Tampak dr depan sekilas memang masjid Menara Kudus ini kelihatan kecil, tetapi sesudah masuk ke dlm luas sekali. Selain masjid, ternyata di belakang masjid adalah komplek makam Kanjeng Sunan Kudus & para keluarganya. Pintu masuk makam terletak disebelah kanan masjid, kemudian setelah lewat jalan kecil kita akan melalui pintu kedua memasuki komplek yg didalamnya ada pondokan-pondokan. Ditengah-tengah pondokan tersebut ada suatu bangunan paling besar, konon kabarnya bangunan tersebut ialah kawasan pertemuan para Walisongo sekaligus daerah Sunan Kudus menawarkan wejangan pada para muridnya. Disebelah utara suatu komplek ini ada suatu pintu kecil menuju ke komplek pemakaman Kanjeng Sunan. Komplek-komplek makam tersebut terbagi-bagi dlm beberapa blok, & tiap blok merupakan serpihan tersendiri dr keterkaitannya kepada Kanjeng Sunan. Ada blok para putera & puteri Kanjeng Sunan, ada blok para Panglima perang & blok terbesar yakni makam Kanjeng Sunan sendiri. Uniknya adalah semua pintu penghubung antar blok berbentuk gapura candi-candi. Tembok-tembok yg mengitarinya pun dr bata merah yg disusun berjenjang, ada yg menjorok ke dlm & ke luar seperti layaknya bangunan candi. Panorama yg nampak adalah komplek pemakaman Islam namun bercorak Hindu.

  Masjid Agung Al Falah

Kesan unik & historis inilah yg sangat menarik para turis religi maupun pelancong biasa.
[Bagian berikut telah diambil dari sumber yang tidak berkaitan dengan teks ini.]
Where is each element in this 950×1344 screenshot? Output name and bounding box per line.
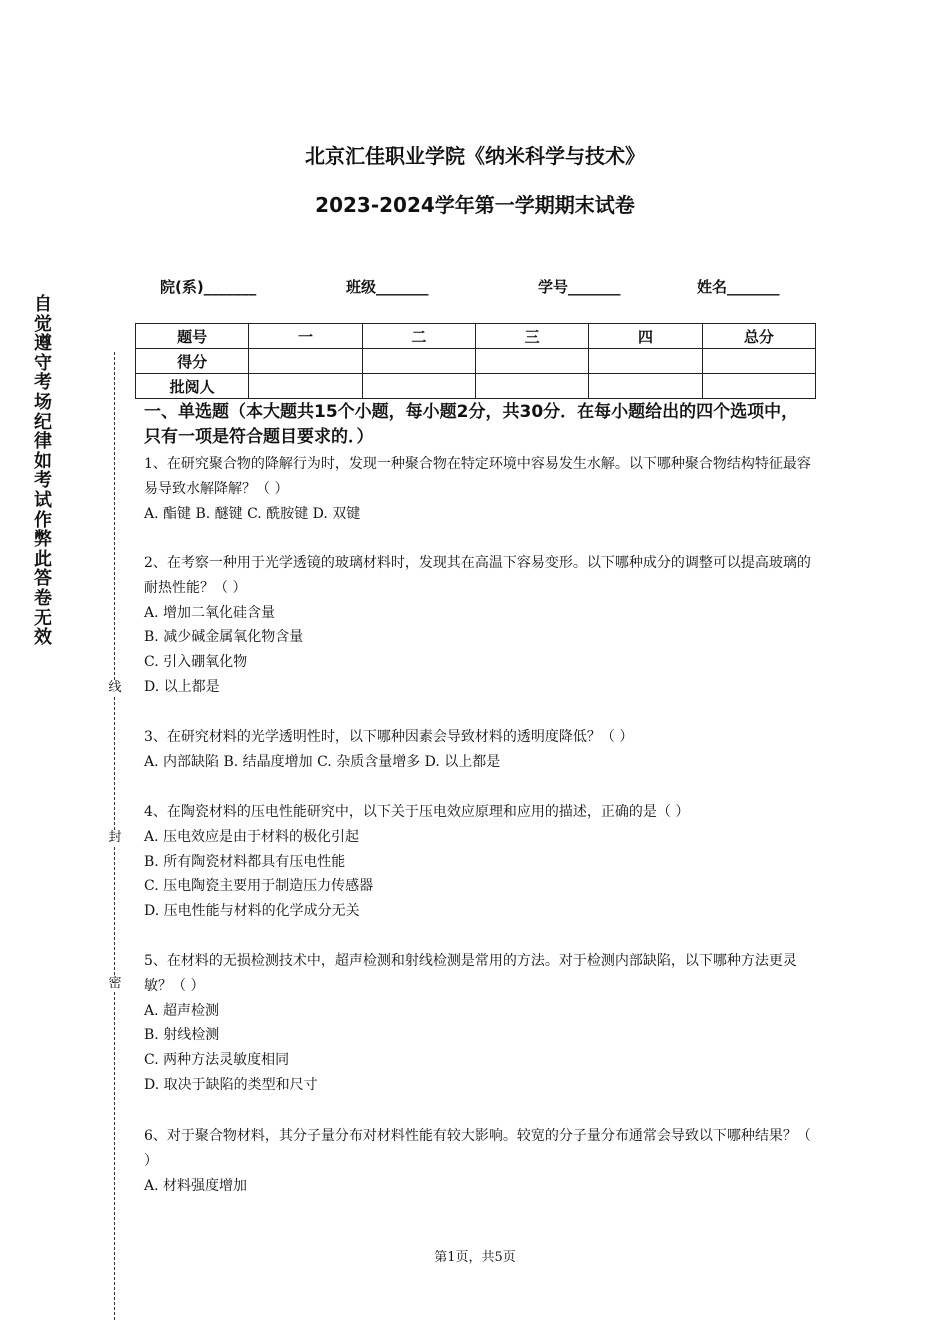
score-table-header-row [136,324,816,349]
department-field: 院(系)_______ [160,278,257,296]
score-cell [475,349,588,374]
score-cell [702,349,815,374]
question-3 [144,725,814,775]
page-footer: 第1页，共5页 [434,1250,516,1265]
question-option: C. 引入硼氧化物 [144,654,248,671]
question-option: D. 取决于缺陷的类型和尺寸 [144,1076,318,1093]
header-cell: 三 [475,324,588,349]
question-option: B. 减少碱金属氧化物含量 [144,629,304,646]
question-option: A. 增加二氧化硅含量 [144,604,276,621]
grader-cell [249,374,362,399]
row-label: 得分 [136,349,249,374]
question-option: C. 两种方法灵敏度相同 [144,1052,290,1069]
question-5 [144,949,814,1098]
grader-cell [362,374,475,399]
header-cell: 一 [249,324,362,349]
question-option: D. 压电性能与材料的化学成分无关 [144,903,360,920]
row-label: 批阅人 [136,374,249,399]
question-6 [144,1124,814,1198]
header-cell: 四 [589,324,702,349]
grader-cell [475,374,588,399]
question-option: A. 酯键 B. 醚键 C. 酰胺键 D. 双键 [144,505,361,522]
score-cell [589,349,702,374]
section-heading: 一、单选题（本大题共15个小题，每小题2分，共30分．在每小题给出的四个选项中，只有一项是符合题目要求的．） [144,402,799,447]
question-stem: 2、在考察一种用于光学透镜的玻璃材料时，发现其在高温下容易变形。以下哪种成分的调整可以提高玻璃的耐热性能？（ ） [144,555,811,596]
question-option: A. 超声检测 [144,1002,220,1019]
question-option: A. 压电效应是由于材料的极化引起 [144,828,360,845]
binding-mark-seal: 封 [106,830,124,846]
score-row [136,349,816,374]
class-field: 班级_______ [346,278,429,296]
name-field: 姓名_______ [697,278,780,296]
question-option: A. 内部缺陷 B. 结晶度增加 C. 杂质含量增多 D. 以上都是 [144,753,501,770]
binding-mark-secret: 密 [106,976,124,992]
exam-title: 北京汇佳职业学院《纳米科学与技术》 [305,144,645,168]
score-cell [249,349,362,374]
question-stem: 4、在陶瓷材料的压电性能研究中，以下关于压电效应原理和应用的描述，正确的是（ ） [144,804,690,820]
question-2 [144,551,814,700]
header-cell: 题号 [136,324,249,349]
question-1 [144,452,814,526]
binding-mark-line: 线 [106,680,124,696]
question-option: C. 压电陶瓷主要用于制造压力传感器 [144,878,374,895]
student-number-field: 学号_______ [538,278,621,296]
question-option: B. 所有陶瓷材料都具有压电性能 [144,853,346,870]
question-option: A. 材料强度增加 [144,1177,248,1194]
question-stem: 5、在材料的无损检测技术中，超声检测和射线检测是常用的方法。对于检测内部缺陷，以下哪种方法更灵敏？（ ） [144,953,797,994]
question-4 [144,800,814,924]
question-stem: 1、在研究聚合物的降解行为时，发现一种聚合物在特定环境中容易发生水解。以下哪种聚合物结构特征最容易导致水解降解？（ ） [144,456,811,497]
grader-cell [589,374,702,399]
header-cell: 二 [362,324,475,349]
grader-cell [702,374,815,399]
question-option: D. 以上都是 [144,678,220,695]
score-table [135,323,816,399]
exam-rules-notice: 自觉遵守考场纪律如考试作弊此答卷无效 [34,294,52,649]
question-stem: 6、对于聚合物材料，其分子量分布对材料性能有较大影响。较宽的分子量分布通常会导致以下哪种结果？（ ） [144,1128,811,1169]
question-option: B. 射线检测 [144,1027,220,1044]
grader-row [136,374,816,399]
header-cell: 总分 [702,324,815,349]
exam-subtitle: 2023-2024学年第一学期期末试卷 [315,193,635,217]
score-cell [362,349,475,374]
question-stem: 3、在研究材料的光学透明性时，以下哪种因素会导致材料的透明度降低？（ ） [144,729,634,745]
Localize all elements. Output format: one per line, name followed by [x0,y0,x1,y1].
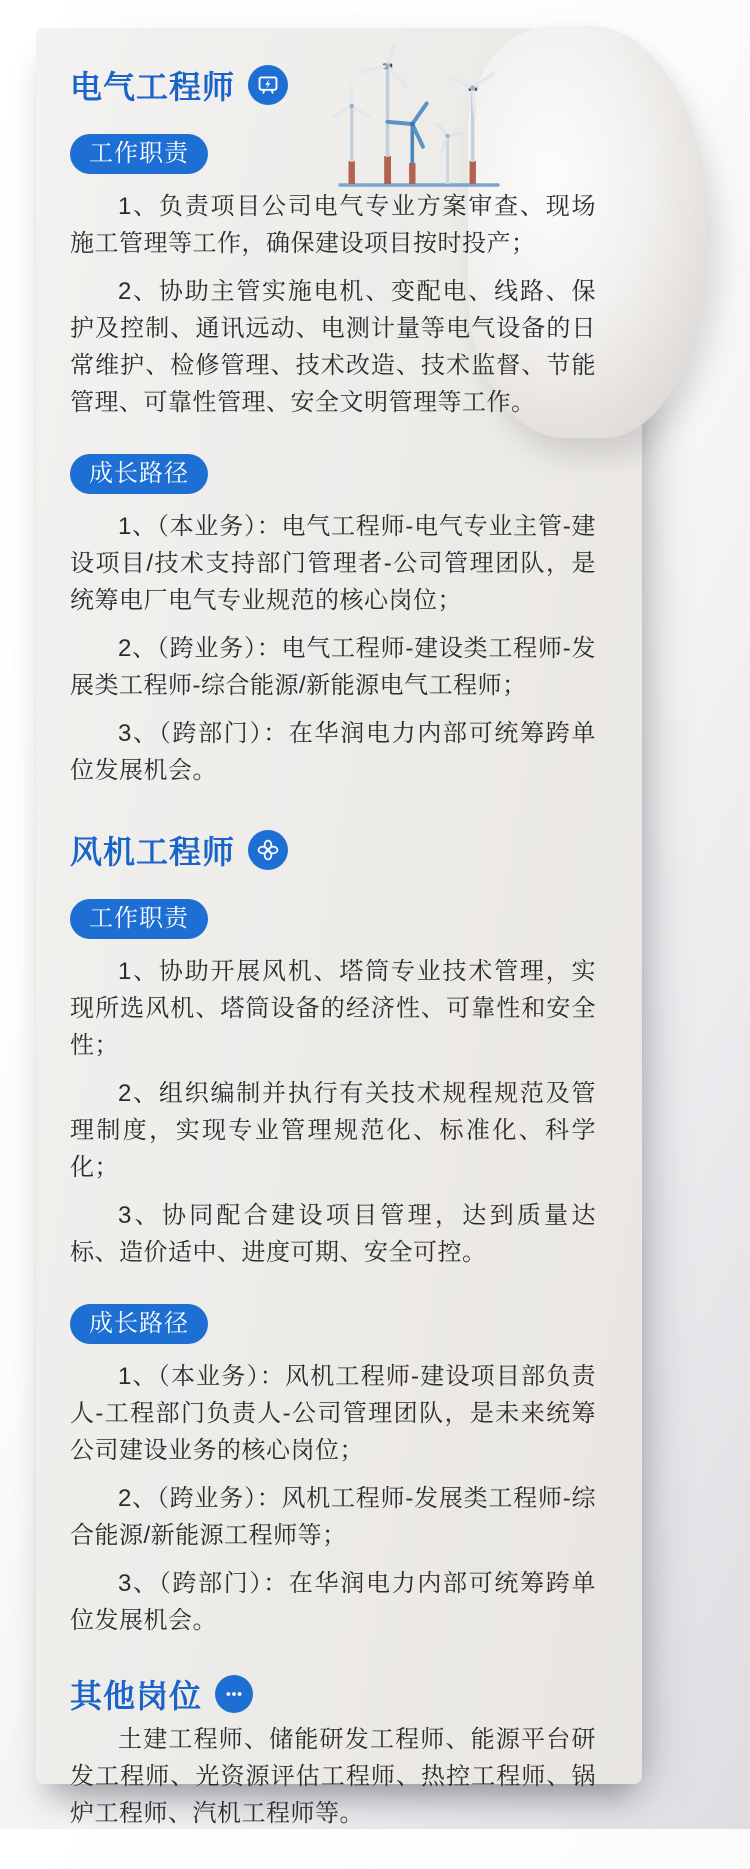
other-positions-title: 其他岗位 [70,1678,203,1714]
electrical-panel-icon [248,65,288,105]
fan-icon [248,830,288,870]
other-positions-title-row [70,1671,596,1717]
duties-paragraph: 2、协助主管实施电机、变配电、线路、保护及控制、通讯远动、电测计量等电气设备的日常维护、检修管理、技术改造、技术监督、节能管理、可靠性管理、安全文明管理等工作。 [70,278,596,416]
duties-paragraph: 1、协助开展风机、塔筒专业技术管理，实现所选风机、塔筒设备的经济性、可靠性和安全性； [70,958,596,1059]
growth-paragraph: 2、（跨业务）：电气工程师-建设类工程师-发展类工程师-综合能源/新能源电气工程师； [70,635,596,699]
duties-pill: 工作职责 [70,134,208,174]
growth-paragraph: 2、（跨业务）：风机工程师-发展类工程师-综合能源/新能源工程师等； [70,1485,596,1549]
growth-pill: 成长路径 [70,454,208,494]
growth-pill: 成长路径 [70,1304,208,1344]
section-electrical-engineer [70,62,596,789]
duties-pill: 工作职责 [70,899,208,939]
duties-paragraph: 3、协同配合建设项目管理，达到质量达标、造价适中、进度可期、安全可控。 [70,1202,596,1266]
duties-paragraph: 2、组织编制并执行有关技术规程规范及管理制度，实现专业管理规范化、标准化、科学化； [70,1080,596,1181]
electrical-engineer-title-row [70,62,596,108]
ellipsis-icon [215,1675,253,1713]
other-positions-paragraph: 土建工程师、储能研发工程师、能源平台研发工程师、光资源评估工程师、热控工程师、锅炉工程师、汽机工程师等。 [70,1726,596,1827]
section-turbine-engineer [70,827,596,1639]
turbine-engineer-title: 风机工程师 [70,834,236,870]
paper-sheet [36,28,642,1827]
section-other-positions [70,1671,596,1832]
poster-content [36,28,642,1869]
growth-paragraph: 1、（本业务）：风机工程师-建设项目部负责人-工程部门负责人-公司管理团队，是未来统筹公司建设业务的核心岗位； [70,1363,596,1464]
growth-paragraph: 1、（本业务）：电气工程师-电气专业主管-建设项目/技术支持部门管理者-公司管理团队，是统筹电厂电气专业规范的核心岗位； [70,513,596,614]
duties-paragraph: 1、负责项目公司电气专业方案审查、现场施工管理等工作，确保建设项目按时投产； [70,193,596,257]
turbine-engineer-title-row [70,827,596,873]
growth-paragraph: 3、（跨部门）：在华润电力内部可统筹跨单位发展机会。 [70,1570,596,1634]
electrical-engineer-title: 电气工程师 [70,69,236,105]
growth-paragraph: 3、（跨部门）：在华润电力内部可统筹跨单位发展机会。 [70,720,596,784]
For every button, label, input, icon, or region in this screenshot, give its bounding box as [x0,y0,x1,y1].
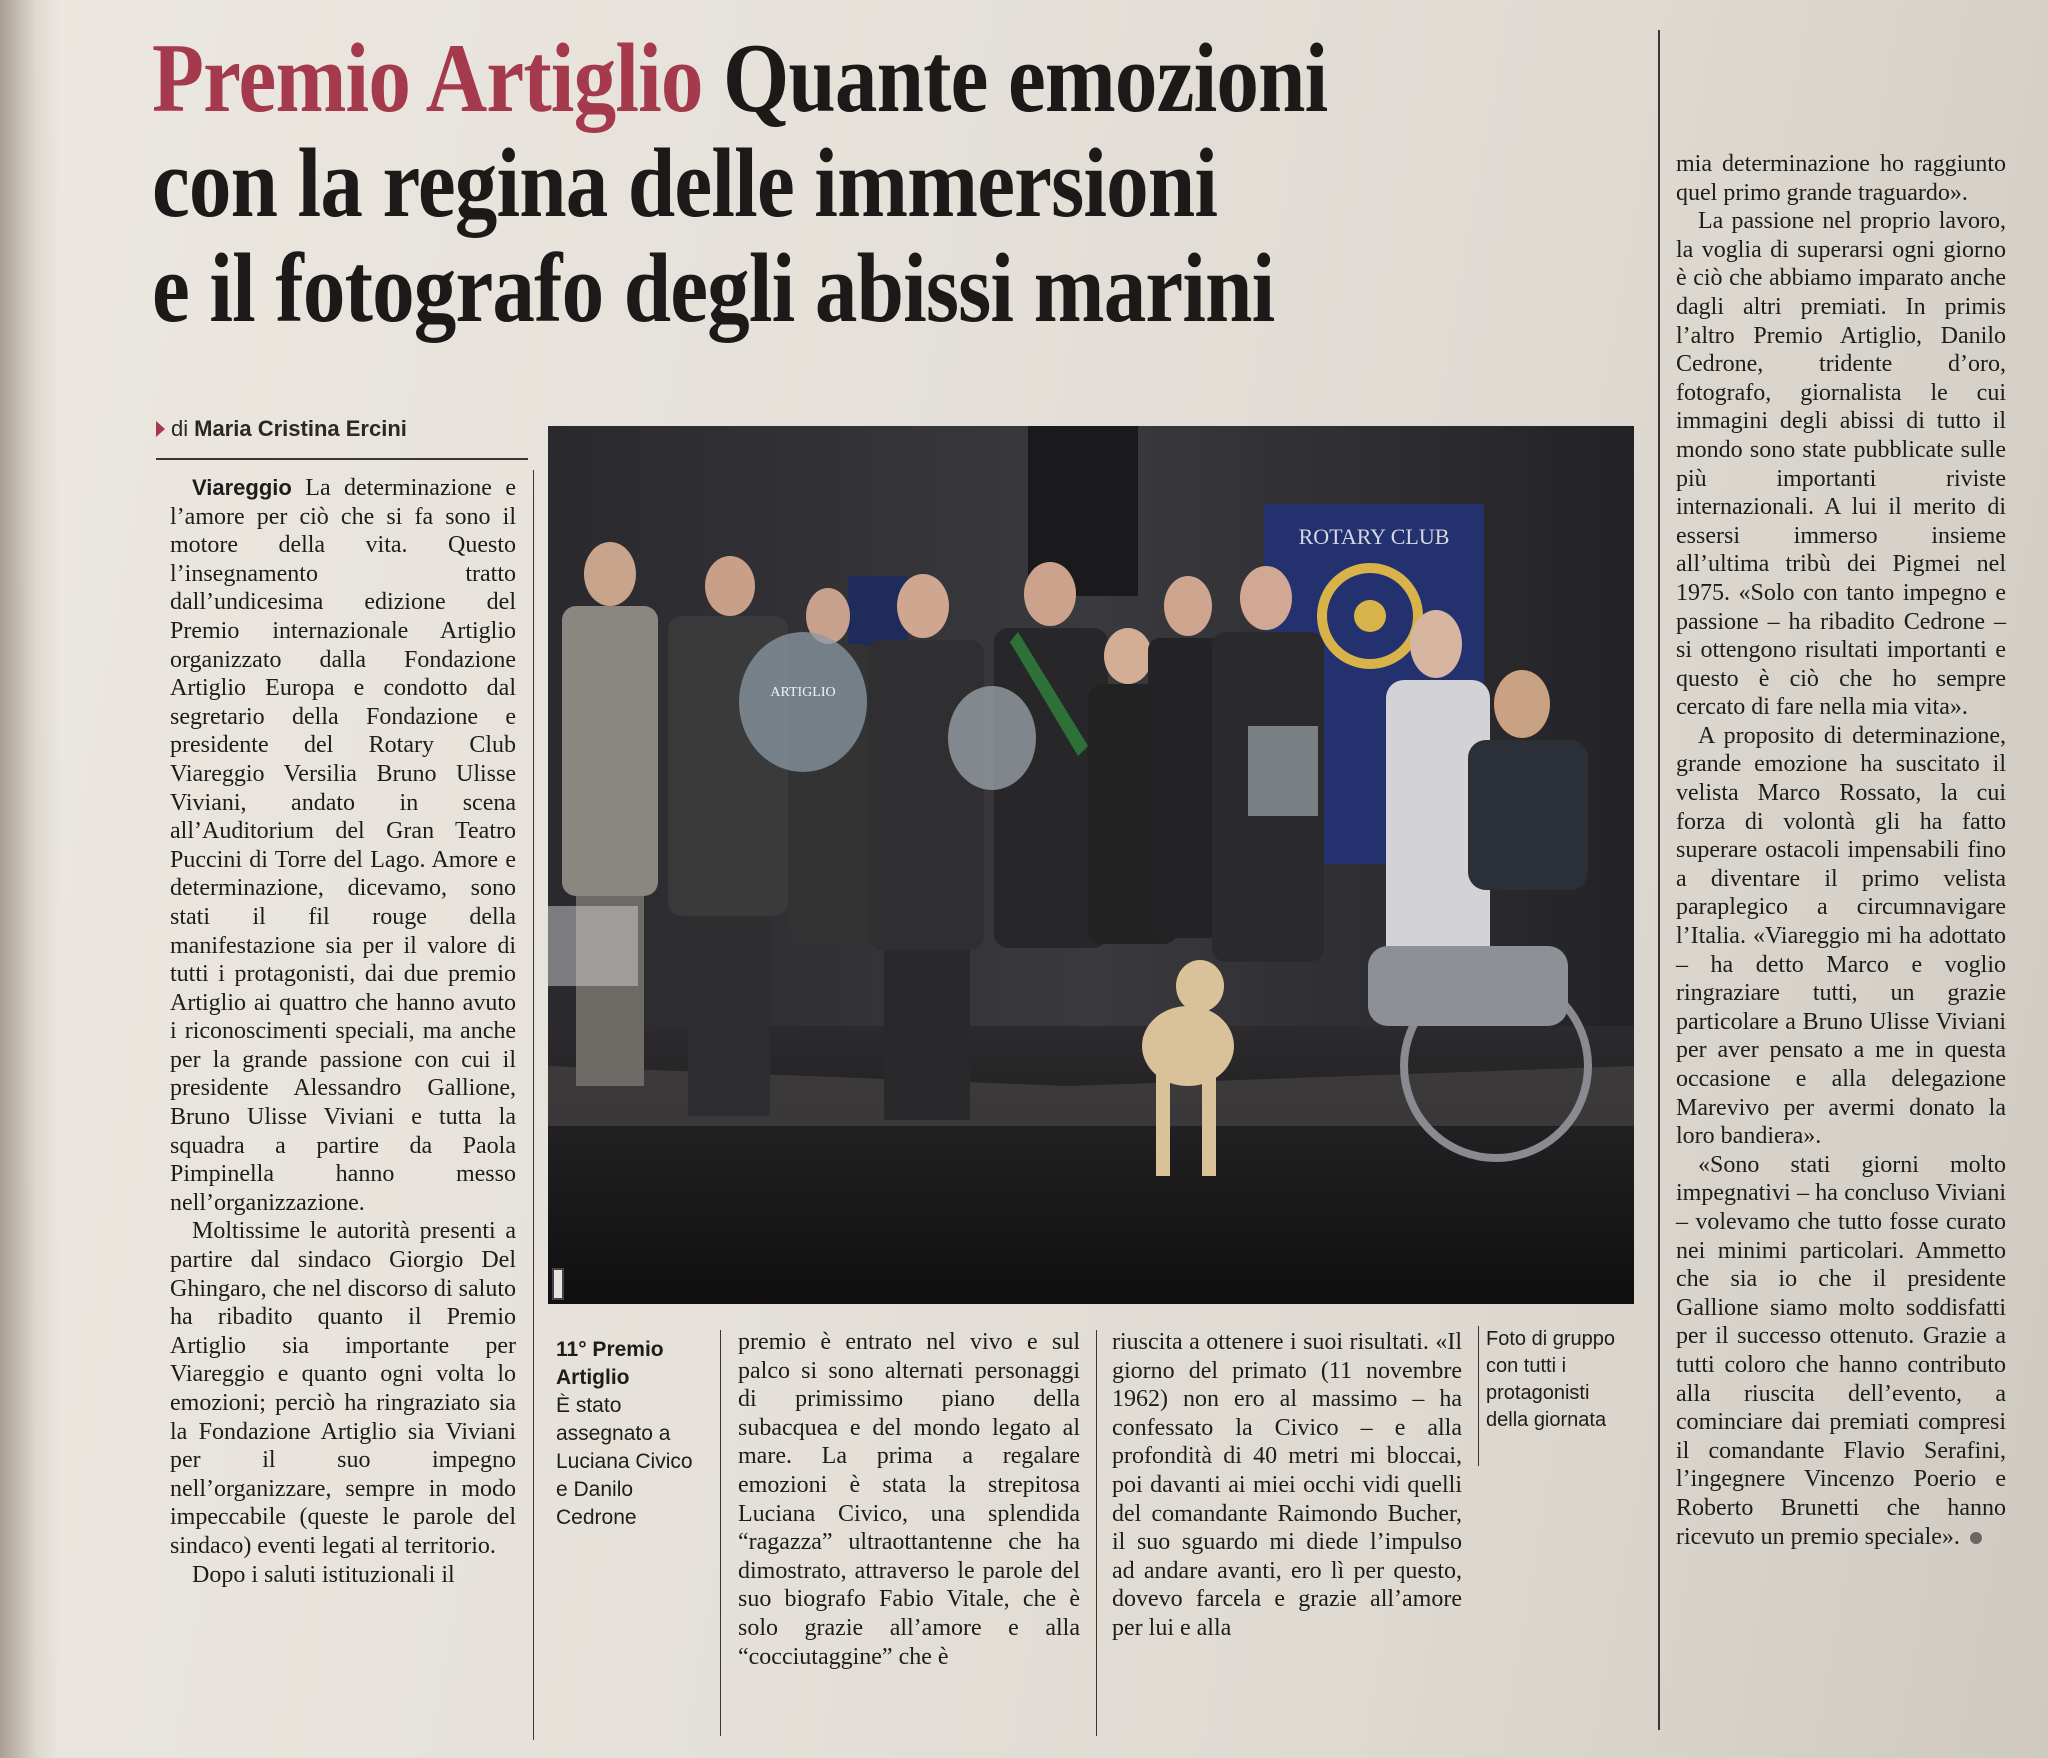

Setiap hari daerah ini senantiasa ramai dikunjungi oleh para wisatawan, wisatawan yg berasal dr sekitar kota Kudus lazimnya berkunjung pada hari biasa, hari Sabtu & Minggu umumnya lebih banyak hadirin dr luar kota. Tanggal 10 Syura’ merupakan puncak hingar bingar di komplek masjid ini, dlm rangka khaul wafatnya Kanjeng Sunan Kudus. Walaupun mengandung keunikan yg khas, tetapi tata ruang sekitar masjid nampak amburadul. Karena terletak dipusat kota Kudus, hanya 5 menit dr alun-alun kota Kudus, masjid ini dikepung oleh perumahan penduduk yg cukup padat. Sehingga, meminimalisir keindahan komplek bangunan Masjid Menara Kudus ini yg kini masuk selaku salah satu cagar budaya. Selain itu, banyaknya pengemis yg berada disekitar masjid, pula dapat mengusik para hadirin yg datang. Agar terus tersadar kelestariannya, penataan ruang sekitar masjid harus diperbaiki kembali untuk menjaga kesan indah & unik Masjid Menara Kudus ini.